Judge extends Washington’s competency deadlines to 14 days

By MARTHA BELLISLE, Associated Press

SEATTLE — A federal judge has given Washington’s mental health agency more time to conduct in-jail competency evaluations, but her sharply worded order rejected a list of exceptions that the Legislature established for the 14-day deadline.

In her order modifying a permanent injunction on Monday, U.S. District Judge Marsha Pechman said those exceptions “swallow the rule” and leave mentally ill people languishing in jail cells while allowing the state to “continue to make excuses, as has been its pattern.”

The rights groups that filed the original federal case said the strict deadlines will help protect mentally ill defendants.

“The case was brought because people with mental illness were suffering real harms while they waited in jail for many weeks and months for court mandated-evaluations,” said La Rond Baker, staff attorney with the American Civil Liberties Union of Washington, which filed the with Disability Rights Washington. “A 14-day deadline is a great improvement that recognizes their right to a speedy evaluation.”

In April 2015, Pechman ordered the Department of Social and Health Services to conduct in-jail competency evaluations within seven days of a state judge’s order. She said the state was violating the constitutional rights of some of its most vulnerable citizens by forcing them to wait extended periods for evaluations to determine if they can stand trial on criminal charges.

Pechman also set a seven-day limit for the state to provide treatment to restore competency for defendants who were found incompetent.

The state appealed the in-jail seven-day evaluation order, arguing a 14-day limit was needed instead. A federal appeals court sided with the state on the two-week time limit and sent the issue back to Pechman.

On Monday, Pechman amended the injunction by setting a 14-day limit, but limited the state’s exceptions to that rule.

The state has an interest in providing timely competency evaluations, since the average cost of incarcerating a mentally ill defendant waiting for services is $96.13 per day, she said. The longer they wait in jail, often in solitary confinement, the more likely their conditions will worsen and the more likely they’ll commit suicide, she said.

State lawmakers had established a 14-day time limit for conducting the evaluations, but they included exceptions that Pechman found unacceptable.

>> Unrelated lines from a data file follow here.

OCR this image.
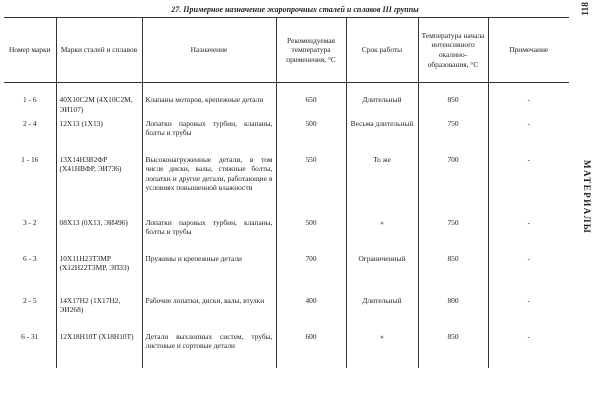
27. Примерное назначение жаропрочных сталей и сплавов III группы	118
МАТЕРИАЛЫ
Номер марки	Марки сталей и сплавов	Назначение	Рекомендуемая температура применения, °С	Срок работы	Температура начала интенсивного окалино-образования, °С	Примечание
1 - 6	40Х10С2М (4Х10С2М, ЭИ107)	Клапаны моторов, крепежные детали	650	Длительный	850	-
2 - 4	12Х13 (1Х13)	Лопатки паровых турбин, клапаны, болты и трубы	500	Весьма длительный	750	-
1 - 16	13Х14Н3В2ФР (Х41НВФР, ЭИ736)	Высоконагруженные детали, в том числе диски, валы, стяжные болты, лопатки и другие детали, работающие в условиях повышенной влажности	550	То же	700	-
3 - 2	08Х13 (0Х13, ЭИ496)	Лопатки паровых турбин, клапаны, болты и трубы	500	»	750	-
6 - 3	10Х11Н23Т3МР (Х12Н22Т3МР, ЭП33)	Пружины и крепежные детали	700	Ограниченный	850	-
2 - 5	14Х17Н2 (1Х17Н2, ЭИ268)	Рабочие лопатки, диски, валы, втулки	400	Длительный	800	-
6 - 31	12Х18Н10Т (Х18Н10Т)	Детали выхлопных систем, трубы, листовые и сортовые детали	600	»	850	-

The statute says the two-week limit can be expanded if there was an “unusual spike” in evaluation orders, she said.

“The Constitution cannot be so pliable,” she said, especially since the statute doesn’t define “unusual spike” and evidence shows that evaluation orders regularly fluctuates over time.

Giving the state agency this excuse is unacceptable because it has not been able to handle the demands for services for years, and the agency “has failed to plan for growth in demand, resulting in hundreds of contempt orders by state judges and a contempt finding by this court last month.”

The agency has “demonstrated a history” of valuing its policies and administrative convenience over court orders and contempt orders, Pechman said, “which suggests DSHS may consider invoking this exception as a financial defense to contempt orders” while valuing its policy preferences “over the constitutional rights of class members.”